O Presidente dos EUA, Donald Trump, confirmou que os Estados Unidos são capazes de proteger o tráfego marítimo através do Estreito de Ormuz sem assistência militar dos seus aliados europeus, ao mesmo tempo que ligam a segurança futura da via navegável estratégica às negociações em curso com o Irão.
Falando durante uma interação ampliada com repórteres na Casa Branca na quinta-feira, Trump discutiu a segurança regional, a navegação marítima e os esforços diplomáticos relacionados com o Irão.
Trump diz que os EUA não precisam de ajuda militar
Em resposta a uma questão sobre se Washington ainda quer o apoio dos aliados europeus para proteger as rotas marítimas na região, Trump disse que os Estados Unidos têm capacidade militar suficiente para lidar com a situação de forma independente.

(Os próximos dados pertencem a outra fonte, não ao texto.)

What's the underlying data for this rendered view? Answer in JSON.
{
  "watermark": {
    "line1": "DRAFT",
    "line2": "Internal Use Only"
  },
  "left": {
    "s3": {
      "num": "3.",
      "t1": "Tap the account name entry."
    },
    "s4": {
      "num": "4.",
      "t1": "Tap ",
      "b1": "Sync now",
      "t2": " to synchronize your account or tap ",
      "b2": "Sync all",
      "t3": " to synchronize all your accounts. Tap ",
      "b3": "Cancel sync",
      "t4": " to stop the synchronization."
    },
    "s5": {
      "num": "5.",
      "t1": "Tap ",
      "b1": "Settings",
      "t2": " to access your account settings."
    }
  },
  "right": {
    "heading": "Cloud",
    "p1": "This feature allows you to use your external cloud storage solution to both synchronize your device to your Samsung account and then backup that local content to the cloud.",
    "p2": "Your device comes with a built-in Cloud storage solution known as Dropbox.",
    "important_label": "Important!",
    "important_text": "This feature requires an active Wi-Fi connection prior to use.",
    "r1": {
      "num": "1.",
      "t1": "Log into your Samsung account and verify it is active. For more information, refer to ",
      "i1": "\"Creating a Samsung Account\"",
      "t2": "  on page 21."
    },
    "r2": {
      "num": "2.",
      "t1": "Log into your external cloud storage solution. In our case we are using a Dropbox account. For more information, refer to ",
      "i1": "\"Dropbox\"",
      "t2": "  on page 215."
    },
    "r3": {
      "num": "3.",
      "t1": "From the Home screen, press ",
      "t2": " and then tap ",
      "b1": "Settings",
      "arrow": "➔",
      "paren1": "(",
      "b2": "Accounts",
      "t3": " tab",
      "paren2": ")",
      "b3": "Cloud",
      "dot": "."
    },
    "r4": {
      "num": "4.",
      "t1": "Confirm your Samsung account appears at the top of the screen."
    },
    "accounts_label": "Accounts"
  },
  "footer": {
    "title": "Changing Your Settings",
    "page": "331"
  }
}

O Presidente dos EUA descreveu o exército dos EUA como o exército mais forte do mundo e sublinhou que não é necessária assistência adicional. Segundo Trump, Washington ofereceu aos países aliados a oportunidade de participar nos esforços relacionados com a segurança marítima, mas muitos países optaram por não participar.
Salientou que a decisão pode ter implicações económicas para os países que dependem fortemente do fornecimento de energia transportado através da região do Golfo.
A importância estratégica do Estreito de Ormuz
O Estreito de Ormuz é uma das rotas marítimas mais importantes do mundo, ligando o Golfo Arábico ao Golfo de Omã e ao Mar da Arábia.
Uma grande parte do petróleo bruto e do gás natural liquefeito comercializados globalmente passa diariamente pela estreita via navegável. Qualquer perturbação no transporte marítimo no estreito poderá afectar os preços globais da energia, o comércio internacional e a segurança energética dos países da Ásia, Europa e outras regiões.
Devido à sua importância estratégica, os desenvolvimentos no Estreito de Ormuz são monitorizados de perto pelos governos, mercados energéticos e companhias marítimas de todo o mundo.
Trump associa segurança hidroviária às negociações com o Irã
Durante a reunião, Trump também vinculou a futura estabilidade do Estreito de Ormuz às conversações diplomáticas em curso com o Irão.
Ele reiterou que impedir que Teerã possua uma arma nuclear continua sendo o objetivo principal das negociações. Segundo o Presidente dos EUA, a proposta de acordo em discussão ajudaria a garantir a estabilidade na região e facilitaria a reabertura da principal rota marítima.
Trump afirmou repetidamente que qualquer acordo futuro com o Irão deve conter disposições que impeçam permanentemente o país de desenvolver armas nucleares.
Os Estados Unidos afirmam progresso nas operações de segurança marítima
O Presidente dos EUA disse ainda que os Estados Unidos já tomaram medidas para reforçar a segurança na região. Afirmou que as forças dos EUA realizaram operações em grande escala destinadas a identificar e enfrentar potenciais ameaças marítimas.
De acordo com Trump, os militares dos EUA implantaram capacidades avançadas de remoção de minas na região como parte de esforços mais amplos para garantir a passagem segura de navios comerciais.
Embora não tenha fornecido detalhes operacionais específicos, as observações reflectem o foco contínuo de Washington na manutenção da liberdade de navegação numa das rotas de trânsito de energia mais movimentadas do mundo.
A segurança energética continua a ser uma preocupação global
Trump disse que embora os Estados Unidos tenham recursos energéticos internos significativos, muitos outros países ainda dependem fortemente dos embarques de petróleo e gás natural que passam pelo Golfo.
Qualquer perturbação a longo prazo no Estreito de Ormuz poderá ter consequências graves para os mercados energéticos globais, especialmente para os países que dependem do abastecimento de combustível importado. A hidrovia desempenha um papel vital na ligação dos principais países produtores de energia do Médio Oriente aos consumidores internacionais.
Os desenvolvimentos estão sendo acompanhados de perto em todo o mundo
Os comentários do Presidente dos EUA surgem no meio de esforços diplomáticos em curso relacionados com o Irão e do crescente interesse internacional em questões de segurança regional. As negociações sobre o programa nuclear do Irão, juntamente com as preocupações sobre a estabilidade marítima, continuam a influenciar os cálculos geopolíticos em todo o Médio Oriente.